At this point you may be wondering how this subterfuge can possibly work, unless the dodgy file is the last in the archive and Android doesn’t check for a neat conclusion to its file-by-file processing of the APK.

After all, in the above diagram, surely the C code will see an absurd and deeply suspicious filename?

The filename length is so big that the C code will see the real filename with the raw binary content of the original file (shaded green) tacked on the end, and that won’t match anything in the META-INF security database.

And surely the Java code that does the verification will get lost when moving forward in the APK?

The data that follows the original file data is supposed to be the next local file header, recognisable by its PK\x3\x4 “magic” string, but in our example, the file data is followed by yet more data – the imposter file (shaded pink).

Saurik explains this very simply in his coverage of the bug: the C code ignores the filename from the local header; and the Java code uses file offsets from the central directory to navigate through the archive.

So neither of the giveway “something’s gone wrong” conditions described above arises.

→ The central directory includes a file offset for each local header, so that once the Java code has finished verifying a file, it can jump directly to the next one, thus avoiding the local header data that would cause it to skip forward incorrectly. The imposter data, squeezed between the legitimate file and the next local header, is simply ignored.

What to do

Google doesn’t seem to have gone for a holistic fix, such as either or both of those listed above.

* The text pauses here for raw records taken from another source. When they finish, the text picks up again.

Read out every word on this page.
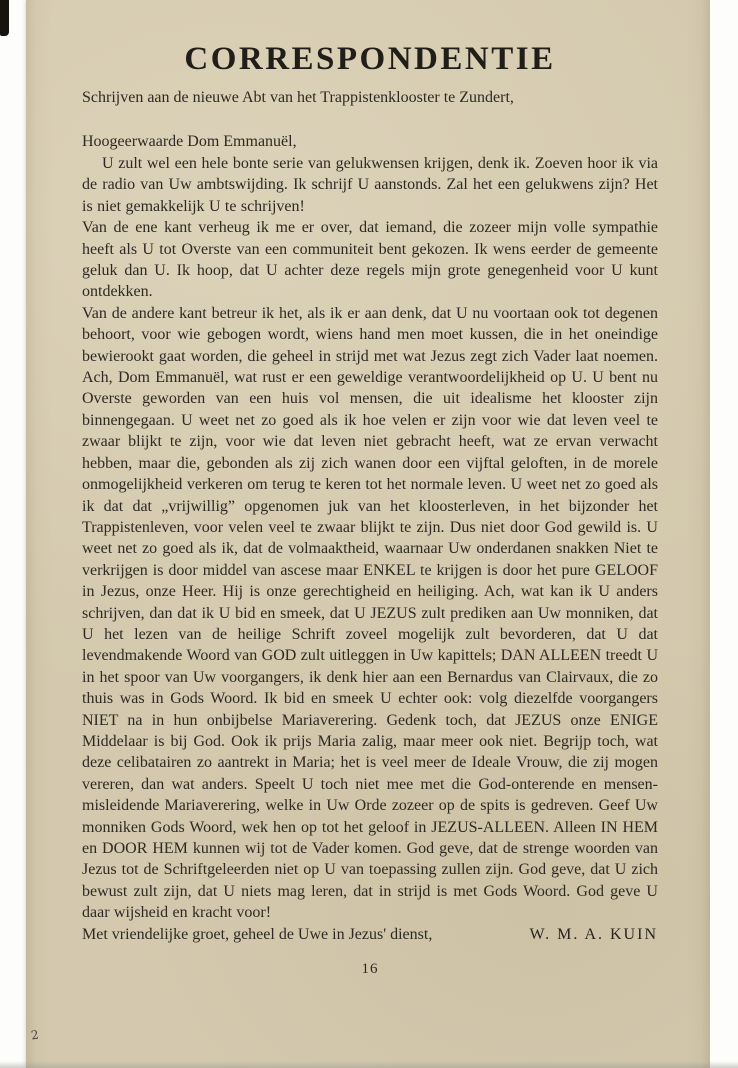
CORRESPONDENTIE
Schrijven aan de nieuwe Abt van het Trappistenklooster te Zundert,
Hoogeerwaarde Dom Emmanuël,

U zult wel een hele bonte serie van gelukwensen krijgen, denk ik. Zoeven hoor ik via de radio van Uw ambtswijding. Ik schrijf U aanstonds. Zal het een gelukwens zijn? Het is niet gemakkelijk U te schrijven!

Van de ene kant verheug ik me er over, dat iemand, die zozeer mijn volle sympathie heeft als U tot Overste van een communiteit bent gekozen. Ik wens eerder de gemeente geluk dan U. Ik hoop, dat U achter deze regels mijn grote genegenheid voor U kunt ontdekken.

Van de andere kant betreur ik het, als ik er aan denk, dat U nu voortaan ook tot degenen behoort, voor wie gebogen wordt, wiens hand men moet kussen, die in het oneindige bewierookt gaat worden, die geheel in strijd met wat Jezus zegt zich Vader laat noemen. Ach, Dom Emmanuël, wat rust er een geweldige verantwoordelijkheid op U. U bent nu Overste geworden van een huis vol mensen, die uit idealisme het klooster zijn binnengegaan. U weet net zo goed als ik hoe velen er zijn voor wie dat leven veel te zwaar blijkt te zijn, voor wie dat leven niet gebracht heeft, wat ze ervan verwacht hebben, maar die, gebonden als zij zich wanen door een vijftal geloften, in de morele onmogelijkheid verkeren om terug te keren tot het normale leven. U weet net zo goed als ik dat dat „vrijwillig” opgenomen juk van het kloosterleven, in het bijzonder het Trappistenleven, voor velen veel te zwaar blijkt te zijn. Dus niet door God gewild is. U weet net zo goed als ik, dat de volmaaktheid, waarnaar Uw onderdanen snakken Niet te verkrijgen is door middel van ascese maar ENKEL te krijgen is door het pure GELOOF in Jezus, onze Heer. Hij is onze gerechtigheid en heiliging. Ach, wat kan ik U anders schrijven, dan dat ik U bid en smeek, dat U JEZUS zult prediken aan Uw monniken, dat U het lezen van de heilige Schrift zoveel mogelijk zult bevorderen, dat U dat levendmakende Woord van GOD zult uitleggen in Uw kapittels; DAN ALLEEN treedt U in het spoor van Uw voorgangers, ik denk hier aan een Bernardus van Clairvaux, die zo thuis was in Gods Woord. Ik bid en smeek U echter ook: volg diezelfde voorgangers NIET na in hun onbijbelse Mariaverering. Gedenk toch, dat JEZUS onze ENIGE Middelaar is bij God. Ook ik prijs Maria zalig, maar meer ook niet. Begrijp toch, wat deze celibatairen zo aantrekt in Maria; het is veel meer de Ideale Vrouw, die zij mogen vereren, dan wat anders. Speelt U toch niet mee met die God-onterende en mensen-misleidende Mariaverering, welke in Uw Orde zozeer op de spits is gedreven. Geef Uw monniken Gods Woord, wek hen op tot het geloof in JEZUS-ALLEEN. Alleen IN HEM en DOOR HEM kunnen wij tot de Vader komen. God geve, dat de strenge woorden van Jezus tot de Schriftgeleerden niet op U van toepassing zullen zijn. God geve, dat U zich bewust zult zijn, dat U niets mag leren, dat in strijd is met Gods Woord. God geve U daar wijsheid en kracht voor!

Met vriendelijke groet, geheel de Uwe in Jezus' dienst,	W. M. A. KUIN
16
2
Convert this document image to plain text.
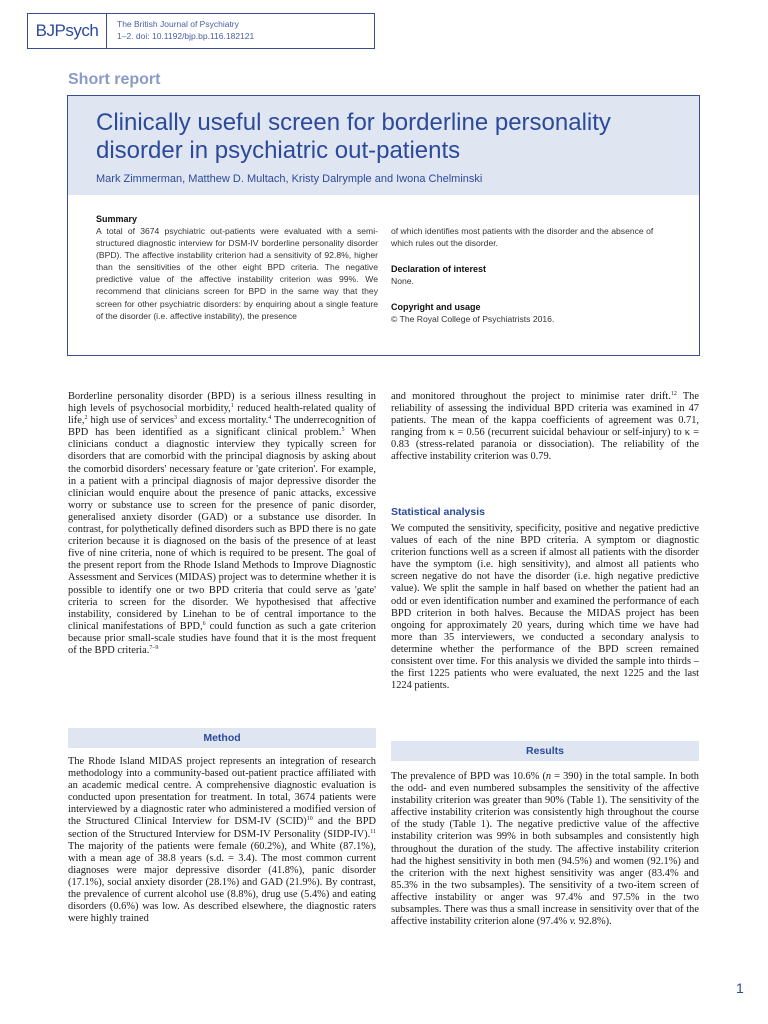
BJPsych	The British Journal of Psychiatry
1–2. doi: 10.1192/bjp.bp.116.182121
Short report
Clinically useful screen for borderline personality disorder in psychiatric out-patients
Mark Zimmerman, Matthew D. Multach, Kristy Dalrymple and Iwona Chelminski
Summary

A total of 3674 psychiatric out-patients were evaluated with a semi-structured diagnostic interview for DSM-IV borderline personality disorder (BPD). The affective instability criterion had a sensitivity of 92.8%, higher than the sensitivities of the other eight BPD criteria. The negative predictive value of the affective instability criterion was 99%. We recommend that clinicians screen for BPD in the same way that they screen for other psychiatric disorders: by enquiring about a single feature of the disorder (i.e. affective instability), the presence

of which identifies most patients with the disorder and the absence of which rules out the disorder.

Declaration of interest

None.

Copyright and usage

© The Royal College of Psychiatrists 2016.

Borderline personality disorder (BPD) is a serious illness resulting in high levels of psychosocial morbidity,$^1$ reduced health-related quality of life,$^2$ high use of services$^3$ and excess mortality.$^4$ The underrecognition of BPD has been identified as a significant clinical problem.$^5$ When clinicians conduct a diagnostic interview they typically screen for disorders that are comorbid with the principal diagnosis by asking about the comorbid disorders' necessary feature or 'gate criterion'. For example, in a patient with a principal diagnosis of major depressive disorder the clinician would enquire about the presence of panic attacks, excessive worry or substance use to screen for the presence of panic disorder, generalised anxiety disorder (GAD) or a substance use disorder. In contrast, for polythetically defined disorders such as BPD there is no gate criterion because it is diagnosed on the basis of the presence of at least five of nine criteria, none of which is required to be present. The goal of the present report from the Rhode Island Methods to Improve Diagnostic Assessment and Services (MIDAS) project was to determine whether it is possible to identify one or two BPD criteria that could serve as 'gate' criteria to screen for the disorder. We hypothesised that affective instability, considered by Linehan to be of central importance to the clinical manifestations of BPD,$^6$ could function as such a gate criterion because prior small-scale studies have found that it is the most frequent of the BPD criteria.$^{7-9}$

Method

The Rhode Island MIDAS project represents an integration of research methodology into a community-based out-patient practice affiliated with an academic medical centre. A comprehensive diagnostic evaluation is conducted upon presentation for treatment. In total, 3674 patients were interviewed by a diagnostic rater who administered a modified version of the Structured Clinical Interview for DSM-IV (SCID)$^{10}$ and the BPD section of the Structured Interview for DSM-IV Personality (SIDP-IV).$^{11}$ The majority of the patients were female (60.2%), and White (87.1%), with a mean age of 38.8 years (s.d. = 3.4). The most common current diagnoses were major depressive disorder (41.8%), panic disorder (17.1%), social anxiety disorder (28.1%) and GAD (21.9%). By contrast, the prevalence of current alcohol use (8.8%), drug use (5.4%) and eating disorders (0.6%) was low. As described elsewhere, the diagnostic raters were highly trained

and monitored throughout the project to minimise rater drift.$^{12}$ The reliability of assessing the individual BPD criteria was examined in 47 patients. The mean of the kappa coefficients of agreement was 0.71, ranging from κ = 0.56 (recurrent suicidal behaviour or self-injury) to κ = 0.83 (stress-related paranoia or dissociation). The reliability of the affective instability criterion was 0.79.

Statistical analysis

We computed the sensitivity, specificity, positive and negative predictive values of each of the nine BPD criteria. A symptom or diagnostic criterion functions well as a screen if almost all patients with the disorder have the symptom (i.e. high sensitivity), and almost all patients who screen negative do not have the disorder (i.e. high negative predictive value). We split the sample in half based on whether the patient had an odd or even identification number and examined the performance of each BPD criterion in both halves. Because the MIDAS project has been ongoing for approximately 20 years, during which time we have had more than 35 interviewers, we conducted a secondary analysis to determine whether the performance of the BPD screen remained consistent over time. For this analysis we divided the sample into thirds – the first 1225 patients who were evaluated, the next 1225 and the last 1224 patients.

Results

The prevalence of BPD was 10.6% (n = 390) in the total sample. In both the odd- and even numbered subsamples the sensitivity of the affective instability criterion was greater than 90% (Table 1). The sensitivity of the affective instability criterion was consistently high throughout the course of the study (Table 1). The negative predictive value of the affective instability criterion was 99% in both subsamples and consistently high throughout the duration of the study. The affective instability criterion had the highest sensitivity in both men (94.5%) and women (92.1%) and the criterion with the next highest sensitivity was anger (83.4% and 85.3% in the two subsamples). The sensitivity of a two-item screen of affective instability or anger was 97.4% and 97.5% in the two subsamples. There was thus a small increase in sensitivity over that of the affective instability criterion alone (97.4% v. 92.8%).

1
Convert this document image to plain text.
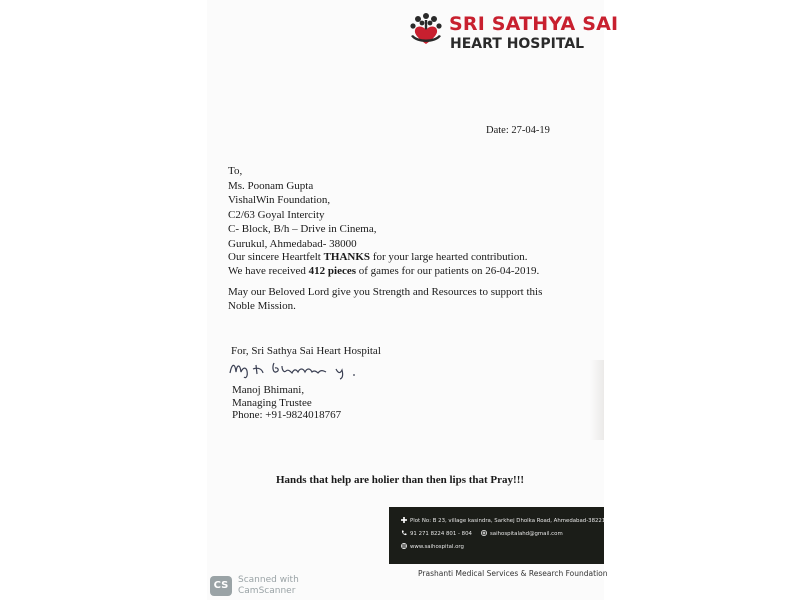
SRI SATHYA SAI
HEART HOSPITAL
Date: 27-04-19
To,
Ms. Poonam Gupta
VishalWin Foundation,
C2/63 Goyal Intercity
C- Block, B/h – Drive in Cinema,
Gurukul, Ahmedabad- 38000
Our sincere Heartfelt THANKS for your large hearted contribution.
We have received 412 pieces of games for our patients on 26-04-2019.
May our Beloved Lord give you Strength and Resources to support this
Noble Mission.
For, Sri Sathya Sai Heart Hospital
Manoj Bhimani,
Managing Trustee
Phone: +91-9824018767
Hands that help are holier than then lips that Pray!!!
Plot No: B 23, village kasindra, Sarkhej Dholka Road, Ahmedabad-38221
91 271 8224 801 - 804	saihospitalahd@gmail.com
www.saihospital.org
Prashanti Medical Services & Research Foundation
CS	Scanned with
CamScanner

But the Android maintainers have made a small but apparently effective adjustment by altering the Java-based validation code so that it follows a similar path through the data to that used by the loader.

By forcing the Java code to rely on the local header data to find its way to the file data, the verifier will check what the loader is going to run, not merely what an attacker wants it to see.

I still think that disallowing APK files altogether if they contain discrepancies between the two streams of file metadata would be a more solid and satisfying approach, but we shall have to take what Google has given us.

And given the comment in the old code noting that the “extra field” data could vary from the central directory (the cause of the previous verification hole), you’d have thought that the programmer might have thought ahead and applied the same logic proactively to the filename length.

But the laconic variable name localExtraLenOrWhatever in the old code suggests that the programmer didn’t have security on his mind when he wrote that snippet, so the proactive fix didn’t happen, thus retaining the filename length vulnerability.

So, until your device gets upgraded to Android 4.4, you’re at risk.

We offer these three tips:

  • Stick to the Google Play Store, where we hope that Google has taken a holistic approach and is rejecting submissions with fishy-looking metadata in their APK files.
  • Use an Android anti-virus (yes, Sophos just happens to have a good one, and it’s free from the Play Store) that can scan newly-installed packages automatically before you run them.
  • If you’re a programmer, don’t follow Google’s lead here – code with security on your mind all the time.

Neither the Play Store nor your favourite anti-virus can guarantee to keep all unwanted apps off your device, but together they will come close.